Столь страстную тираду собеседник мой с явным сожалением прервал, сообщив, что на факультеты, имеющие отношение к железной дороге, набор завершен, а вот на инженерно-автомобильный еще есть возможность поступить. Куда девался мой железнодорожный патриотизм! Я сразу же согласился, чему, кажется, обрадовался и мой собеседник. Через несколько дней я, счастливый, с документами о том, что зачислен кандидатом в слушатели и обязан явиться к установленному сроку для сдачи конкурсных вступительных экзаменов (минуя окружные предварительные), мчался в свой военкомат.
Мой райвоенком, недовольный тем, что я только и делаю, что разъезжаю по экзаменам, все-таки вынужден был меня отпустить. И хотя здесь мне нужно было сдавать и математику, и физику, и химию, да еще и все то, что я сдавал в Москве, я решился. И не знаю уж, какими усилиями мне все это удалось осилить, но я был зачислен на 1-й курс инженерно-автомобильного факультета. Можете представить себе, с какой радостью я простился с этой своей доменно-металлургической Косой Горой.
Я уже раньше говорил, что мне посчастливилось служить здесь, в академии, под началом легендарного генерала Чернякова Александра Георгиевича. Но пять лет в академии столкнули меня еще со многими хорошими людьми. О некоторых из них я просто не могу умолчать, ибо они тоже оставили во мне добрый след.

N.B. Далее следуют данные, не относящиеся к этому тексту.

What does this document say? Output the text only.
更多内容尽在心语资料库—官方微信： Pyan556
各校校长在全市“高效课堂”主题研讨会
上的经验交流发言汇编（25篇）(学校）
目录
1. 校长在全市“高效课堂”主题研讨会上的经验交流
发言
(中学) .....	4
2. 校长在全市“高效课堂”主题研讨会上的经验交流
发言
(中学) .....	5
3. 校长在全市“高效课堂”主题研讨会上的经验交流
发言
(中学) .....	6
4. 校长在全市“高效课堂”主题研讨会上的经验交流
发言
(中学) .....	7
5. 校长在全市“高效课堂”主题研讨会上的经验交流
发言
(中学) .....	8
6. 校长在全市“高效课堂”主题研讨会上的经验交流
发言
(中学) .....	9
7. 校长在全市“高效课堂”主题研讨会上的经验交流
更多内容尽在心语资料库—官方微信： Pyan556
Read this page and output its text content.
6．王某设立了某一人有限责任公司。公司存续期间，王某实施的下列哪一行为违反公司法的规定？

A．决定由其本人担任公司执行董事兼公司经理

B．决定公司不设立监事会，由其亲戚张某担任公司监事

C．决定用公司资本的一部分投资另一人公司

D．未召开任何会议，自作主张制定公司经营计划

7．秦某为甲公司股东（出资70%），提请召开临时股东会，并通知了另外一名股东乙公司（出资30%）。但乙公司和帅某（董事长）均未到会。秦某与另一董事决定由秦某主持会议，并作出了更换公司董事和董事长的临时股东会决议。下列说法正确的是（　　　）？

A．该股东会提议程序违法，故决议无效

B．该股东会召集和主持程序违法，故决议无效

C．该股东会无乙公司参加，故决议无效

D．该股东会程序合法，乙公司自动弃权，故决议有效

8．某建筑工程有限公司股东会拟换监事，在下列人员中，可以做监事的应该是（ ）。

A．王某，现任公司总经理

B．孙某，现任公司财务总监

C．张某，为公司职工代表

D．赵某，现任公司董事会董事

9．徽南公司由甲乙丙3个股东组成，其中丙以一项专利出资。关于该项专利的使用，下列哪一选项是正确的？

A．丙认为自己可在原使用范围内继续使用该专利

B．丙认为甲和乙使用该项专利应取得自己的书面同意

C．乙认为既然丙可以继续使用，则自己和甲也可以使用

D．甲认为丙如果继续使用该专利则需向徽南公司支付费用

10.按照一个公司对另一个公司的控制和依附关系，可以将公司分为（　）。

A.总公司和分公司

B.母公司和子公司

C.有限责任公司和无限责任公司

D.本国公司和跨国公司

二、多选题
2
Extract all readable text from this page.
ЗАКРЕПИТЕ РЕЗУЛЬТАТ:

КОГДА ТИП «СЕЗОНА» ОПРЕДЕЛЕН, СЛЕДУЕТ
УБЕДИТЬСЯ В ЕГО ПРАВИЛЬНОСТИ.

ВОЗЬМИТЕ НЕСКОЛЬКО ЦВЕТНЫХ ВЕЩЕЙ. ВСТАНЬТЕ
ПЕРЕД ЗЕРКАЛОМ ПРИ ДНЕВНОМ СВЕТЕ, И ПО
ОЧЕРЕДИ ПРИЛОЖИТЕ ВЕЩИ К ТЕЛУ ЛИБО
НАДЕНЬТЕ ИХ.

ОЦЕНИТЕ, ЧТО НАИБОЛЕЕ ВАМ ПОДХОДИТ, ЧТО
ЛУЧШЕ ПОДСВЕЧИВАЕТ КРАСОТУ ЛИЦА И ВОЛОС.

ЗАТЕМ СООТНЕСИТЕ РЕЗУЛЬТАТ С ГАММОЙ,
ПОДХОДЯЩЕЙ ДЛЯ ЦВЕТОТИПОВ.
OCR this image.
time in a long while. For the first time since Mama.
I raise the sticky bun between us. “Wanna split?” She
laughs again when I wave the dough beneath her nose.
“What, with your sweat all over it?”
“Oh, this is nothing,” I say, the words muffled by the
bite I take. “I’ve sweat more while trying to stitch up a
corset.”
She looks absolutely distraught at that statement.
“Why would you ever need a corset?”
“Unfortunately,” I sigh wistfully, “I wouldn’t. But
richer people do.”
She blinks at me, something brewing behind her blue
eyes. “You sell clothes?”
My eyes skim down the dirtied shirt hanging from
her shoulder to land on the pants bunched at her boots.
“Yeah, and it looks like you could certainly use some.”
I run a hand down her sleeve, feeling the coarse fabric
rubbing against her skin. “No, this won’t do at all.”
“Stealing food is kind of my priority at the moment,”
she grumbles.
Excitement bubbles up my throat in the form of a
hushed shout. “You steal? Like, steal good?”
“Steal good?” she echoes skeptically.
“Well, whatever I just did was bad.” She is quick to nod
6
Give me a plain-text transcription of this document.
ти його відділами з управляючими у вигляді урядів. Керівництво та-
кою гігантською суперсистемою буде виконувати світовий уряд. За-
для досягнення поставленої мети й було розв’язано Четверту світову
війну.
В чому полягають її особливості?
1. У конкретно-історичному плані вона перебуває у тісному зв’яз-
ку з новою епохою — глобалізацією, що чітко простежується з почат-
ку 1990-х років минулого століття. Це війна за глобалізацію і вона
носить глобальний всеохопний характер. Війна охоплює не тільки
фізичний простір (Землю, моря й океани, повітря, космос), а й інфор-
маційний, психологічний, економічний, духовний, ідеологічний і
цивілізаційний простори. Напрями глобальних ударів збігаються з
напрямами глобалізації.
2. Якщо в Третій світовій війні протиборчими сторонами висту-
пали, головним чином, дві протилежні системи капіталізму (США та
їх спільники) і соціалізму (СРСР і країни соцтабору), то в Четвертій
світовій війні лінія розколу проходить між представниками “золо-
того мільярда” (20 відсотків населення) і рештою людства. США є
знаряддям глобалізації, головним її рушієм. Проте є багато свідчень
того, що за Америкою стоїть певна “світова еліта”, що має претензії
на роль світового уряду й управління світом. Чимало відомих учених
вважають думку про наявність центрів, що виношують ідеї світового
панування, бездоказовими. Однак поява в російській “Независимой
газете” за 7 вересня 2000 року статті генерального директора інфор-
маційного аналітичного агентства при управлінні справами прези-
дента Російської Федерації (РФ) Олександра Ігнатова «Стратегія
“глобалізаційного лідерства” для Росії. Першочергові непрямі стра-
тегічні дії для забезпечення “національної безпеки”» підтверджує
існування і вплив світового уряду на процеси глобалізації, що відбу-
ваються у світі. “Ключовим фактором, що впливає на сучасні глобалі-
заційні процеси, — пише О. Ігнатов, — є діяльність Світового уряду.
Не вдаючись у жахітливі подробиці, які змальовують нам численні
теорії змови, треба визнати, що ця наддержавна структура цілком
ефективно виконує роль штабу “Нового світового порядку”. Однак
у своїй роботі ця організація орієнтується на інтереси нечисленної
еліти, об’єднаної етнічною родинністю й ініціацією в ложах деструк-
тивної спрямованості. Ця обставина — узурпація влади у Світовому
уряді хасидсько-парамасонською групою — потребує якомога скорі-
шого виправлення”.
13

Это, во-первых, начальник нашего курса, подполковник Танасиенко Николай Мартынович, молодой, по-особому подтянутый не только внешне, но и внутренне. Обладая феноменальной памятью и способностью объективно оценивать все наши поступки, он сумел быстро сплотить курс и держал его все пять лет в атмосфере искренности и правдивости. Я вскоре был назначен старостой курса, насчитывающего более сотни слушателей. Самыми близкими друзьями по курсу стали для меня подполковник Шалапин Дмитрий Иванович, избранный секретарем партбюро курса, майор Булавкин Сергей Александрович, назначенный командиром одного из пяти учебных отделений, и капитан Взятышев Николай Александрович, все пять лет избиравшийся секретарем парторганизации учебного отделения.